2022-10-21T06:30:01Z E! [processors.starlark] Error in plugin: int: invalid literal with base 16: 
2022-10-21T06:30:03Z E! [processors.starlark] Traceback (most recent call last):
2022-10-21T06:30:03Z E! [processors.starlark]   :26:22: in apply
2022-10-21T06:30:03Z E! [processors.starlark] Error in int: int: invalid literal with base 16: 
2022-10-21T06:30:03Z E! [processors.starlark] Error in plugin: int: invalid literal with base 16: 
panic: negative refcount

goroutine 32 [running]:
github.com/influxdata/telegraf/metric.(*trackingMetric).decr(0x109d200f8?)
	github.com/influxdata/telegraf/metric/tracking.go:157 +0xd0
github.com/influxdata/telegraf/metric.(*trackingMetric).Drop(0x14000cffa70?)
	github.com/influxdata/telegraf/metric/tracking.go:151 +0x1c
github.com/influxdata/telegraf/agent.(*Agent).runProcessors.func1(0x14000c8cd20)
	github.com/influxdata/telegraf/agent/agent.go:560 +0x138
created by github.com/influxdata/telegraf/agent.(*Agent).runProcessors
	github.com/influxdata/telegraf/agent/agent.go:553 +0x3c

Do you know why this might be happening?

Also, @srebhan how do I import the math package correctly for starlark within my telegraf config (I tried usual import statements as you would use in python but this didn’t seem to work).

Thanks again!

I think this can mean that you have other non hex characters or a space/punctuation in the string.

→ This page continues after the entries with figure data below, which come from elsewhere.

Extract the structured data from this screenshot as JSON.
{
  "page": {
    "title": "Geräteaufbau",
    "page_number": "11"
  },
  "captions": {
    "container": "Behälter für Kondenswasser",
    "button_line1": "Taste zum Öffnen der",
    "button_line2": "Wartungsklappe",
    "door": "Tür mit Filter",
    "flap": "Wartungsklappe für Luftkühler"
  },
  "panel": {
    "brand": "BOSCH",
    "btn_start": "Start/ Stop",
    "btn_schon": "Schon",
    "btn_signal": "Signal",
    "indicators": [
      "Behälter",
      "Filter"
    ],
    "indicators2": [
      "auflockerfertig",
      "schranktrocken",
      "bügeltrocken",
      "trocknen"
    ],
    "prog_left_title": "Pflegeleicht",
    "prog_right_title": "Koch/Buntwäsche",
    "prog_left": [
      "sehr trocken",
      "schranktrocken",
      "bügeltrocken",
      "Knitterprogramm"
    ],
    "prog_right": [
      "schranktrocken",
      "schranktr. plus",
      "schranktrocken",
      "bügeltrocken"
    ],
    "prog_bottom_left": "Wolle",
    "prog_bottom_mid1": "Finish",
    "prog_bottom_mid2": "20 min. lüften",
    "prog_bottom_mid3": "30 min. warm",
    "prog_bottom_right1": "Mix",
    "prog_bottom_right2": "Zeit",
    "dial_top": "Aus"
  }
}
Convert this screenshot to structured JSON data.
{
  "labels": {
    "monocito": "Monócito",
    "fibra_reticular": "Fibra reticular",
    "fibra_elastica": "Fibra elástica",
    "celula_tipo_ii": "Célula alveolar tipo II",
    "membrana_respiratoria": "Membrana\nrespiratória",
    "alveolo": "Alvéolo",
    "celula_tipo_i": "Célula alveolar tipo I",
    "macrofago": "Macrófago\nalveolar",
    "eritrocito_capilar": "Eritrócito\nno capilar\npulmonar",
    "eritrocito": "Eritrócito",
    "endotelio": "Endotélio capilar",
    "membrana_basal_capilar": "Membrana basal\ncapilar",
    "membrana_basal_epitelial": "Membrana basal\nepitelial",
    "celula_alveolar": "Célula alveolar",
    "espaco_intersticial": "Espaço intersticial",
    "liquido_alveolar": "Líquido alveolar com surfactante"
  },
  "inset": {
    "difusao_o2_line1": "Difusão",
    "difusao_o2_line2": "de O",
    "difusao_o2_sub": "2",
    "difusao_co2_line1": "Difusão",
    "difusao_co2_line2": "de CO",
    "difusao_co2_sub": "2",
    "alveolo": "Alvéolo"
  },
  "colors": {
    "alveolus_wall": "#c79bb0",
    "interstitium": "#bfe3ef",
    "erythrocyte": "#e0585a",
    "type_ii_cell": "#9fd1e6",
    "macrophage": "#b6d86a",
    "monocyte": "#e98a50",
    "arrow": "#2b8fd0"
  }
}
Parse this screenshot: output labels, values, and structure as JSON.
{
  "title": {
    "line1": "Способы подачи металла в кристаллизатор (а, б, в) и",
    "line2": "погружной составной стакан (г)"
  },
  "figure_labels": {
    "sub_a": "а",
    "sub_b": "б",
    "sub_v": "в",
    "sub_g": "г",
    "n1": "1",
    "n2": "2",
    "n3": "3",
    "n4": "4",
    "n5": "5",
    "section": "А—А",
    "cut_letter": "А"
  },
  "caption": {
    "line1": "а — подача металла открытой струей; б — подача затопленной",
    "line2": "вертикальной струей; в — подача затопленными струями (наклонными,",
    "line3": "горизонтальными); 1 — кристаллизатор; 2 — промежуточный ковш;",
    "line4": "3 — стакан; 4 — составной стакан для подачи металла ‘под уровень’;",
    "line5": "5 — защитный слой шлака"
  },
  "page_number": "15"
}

Thanks @jpowers, is there an established best practice for dealing with unexpected inputs within a telegraf config file?

In my case, all the incoming data will be from BLE beacons and expected to be highly standardised but is there something I can implement to deal with unexpected cases so that it doesn’t stop telegraf unexpectedly?

best practice for dealing with unexpected inputs within a telegraf config file?

What I would do is try to catch the error in the starlark processor. I would have it print out what I got to see what unexpected data you were getting. Then try to ignore that type of data when you get it.